Mechanism of "S.millerli" to adhere with internal organs : a laminin-mediated process

1998 Fiscal Year Final Research Report Summary

• Project/Area Number: 09672112
• Research Category: Grant-in-Aid for Scientific Research (C)
• Allocation Type: Single-year Grants
• Section: 一般
• Research Field: 矯正・小児・社会系歯学
• Research Institution: Kagoshima University
• Principal Investigator: KITADA Katsuhiro Kagoshima Univ.Dental Sch., Research Associate, 歯学部, 助手 (90195264)
• Co-Investigator(Kenkyū-buntansha): ITO Hiro-O Kagoshima Univ.Dental Sch., Associate Professor, 歯学部, 助教授 (40213079) ; SATO Setsuko Kagoshima Univ.Dental Hosp., Assistant Professor, 歯学部・附属病院, 講師 (70145514)
• Project Period (FY): 1997 – 1998
• Keywords: Streptococcus milleri / laminin / enolase / extracellular matrix / tissue adhesion / gene cloning / polymerase chain reaction (PCR)

Research Abstract

The purpose of this study was to elucidate the mechanism of adherence of "Streptococcus milleri" group bacteria to host tissues.

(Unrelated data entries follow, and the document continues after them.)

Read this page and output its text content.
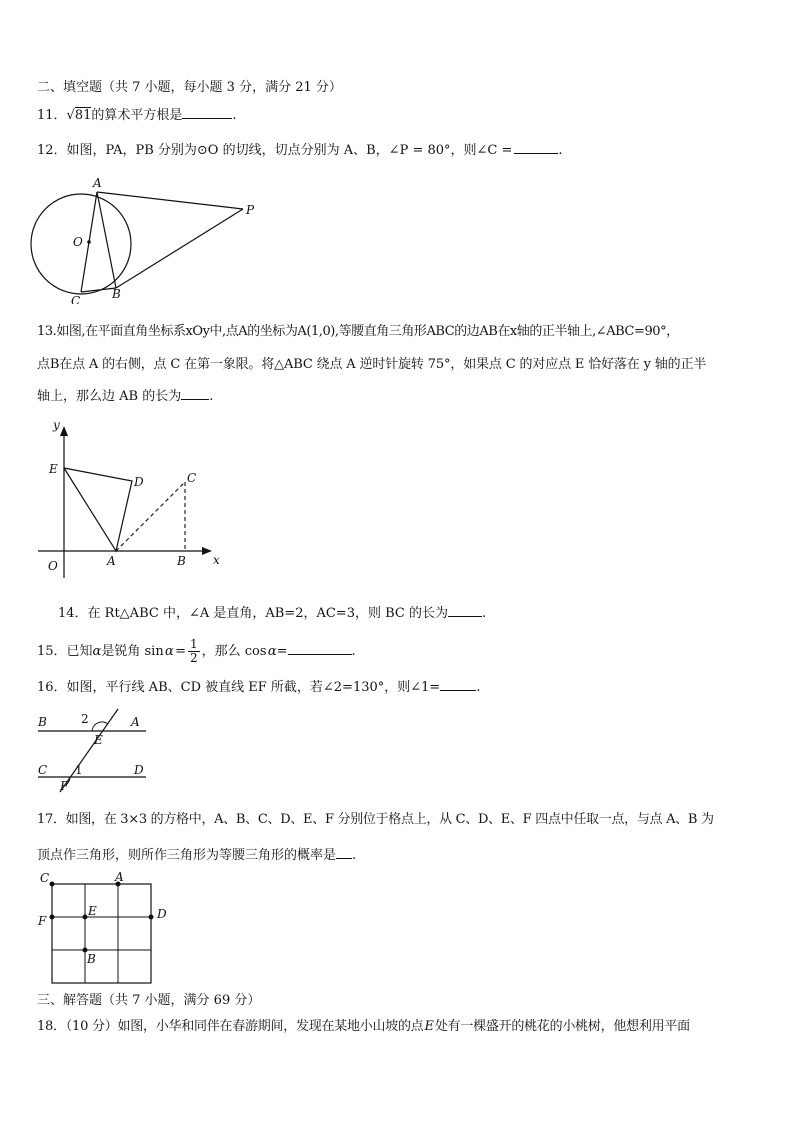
二、填空题（共 7 小题，每小题 3 分，满分 21 分）
11．√81的算术平方根是	.
12．如图，PA，PB 分别为⊙O 的切线，切点分别为 A、B，∠P = 80°，则∠C =	.
A
O
P
C	B
13.如图,在平面直角坐标系xOy中,点A的坐标为A(1,0),等腰直角三角形ABC的边AB在x轴的正半轴上,∠ABC=90°，
点B在点 A 的右侧，点 C 在第一象限。将△ABC 绕点 A 逆时针旋转 75°，如果点 C 的对应点 E 恰好落在 y 轴的正半
轴上，那么边 AB 的长为 .
y
E
D	C
A	B x
O
14．在 Rt△ABC 中，∠A 是直角，AB=2，AC=3，则 BC 的长为	.
15．已知α是锐角 sin α = $\frac{1}{2}$ ，那么 cos α=	.
16．如图，平行线 AB、CD 被直线 EF 所截，若∠2=130°，则∠1=	.
B	2	A
E
C 1	D
F
17．如图，在 3×3 的方格中，A、B、C、D、E、F 分别位于格点上，从 C、D、E、F 四点中任取一点，与点 A、B 为
顶点作三角形，则所作三角形为等腰三角形的概率是 .
C	A
F
E	D
B
三、解答题（共 7 小题，满分 69 分）
18．（10 分）如图，小华和同伴在春游期间，发现在某地小山坡的点 E 处有一棵盛开的桃花的小桃树，他想利用平面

S.anginosus, S.consteratus and S.intermedius, the 3 "S.milleri" group species, were analyzed for their abilities to attach to several extracellular matrix (ECM) proteins. S.intermedius strains possessed a characteristic high laminin-binding ability. A proteinaceous substance with the laminin-binding ability was isolated from water-soluble cell surface substances of S.inlermedius ATCC 27335^T. The sequence of N-terminal 11 amino acids was determined and found to show a high level of homology with enolase of Staphylococcus aureus an enzyme involved in the glycolytic pathway. It has been recently suggested that the enzyme is involved in the tissue attachment of group A streptococci through its plasminogen-binding capacity. Then, we decided to clone the gene of S.intermedius enolase to assess the ECM-binding properties of the protein. Probes for the polymerase chain reaction (PCR) were synthesized, on the basis of the reported sequence of S.aureus enolase, and the gene encoding S.intermedius enolase was cloned. The deduced amino acid sequence of the S.intermedius enolase was about 80% homologous to that of S.aureus. Thus, the present study first determined the primary structure of S.intermedius enolase gene. The recombinant protein product of cloned enolase gene was expressed, and its laminin-binding property was confirmed. Enolase, an intracellular enzyme, may be translocated to the cell surface of S.intermedius by an unknown mechanism, and play an important role in establishment of infection through the laminin-binding capacity.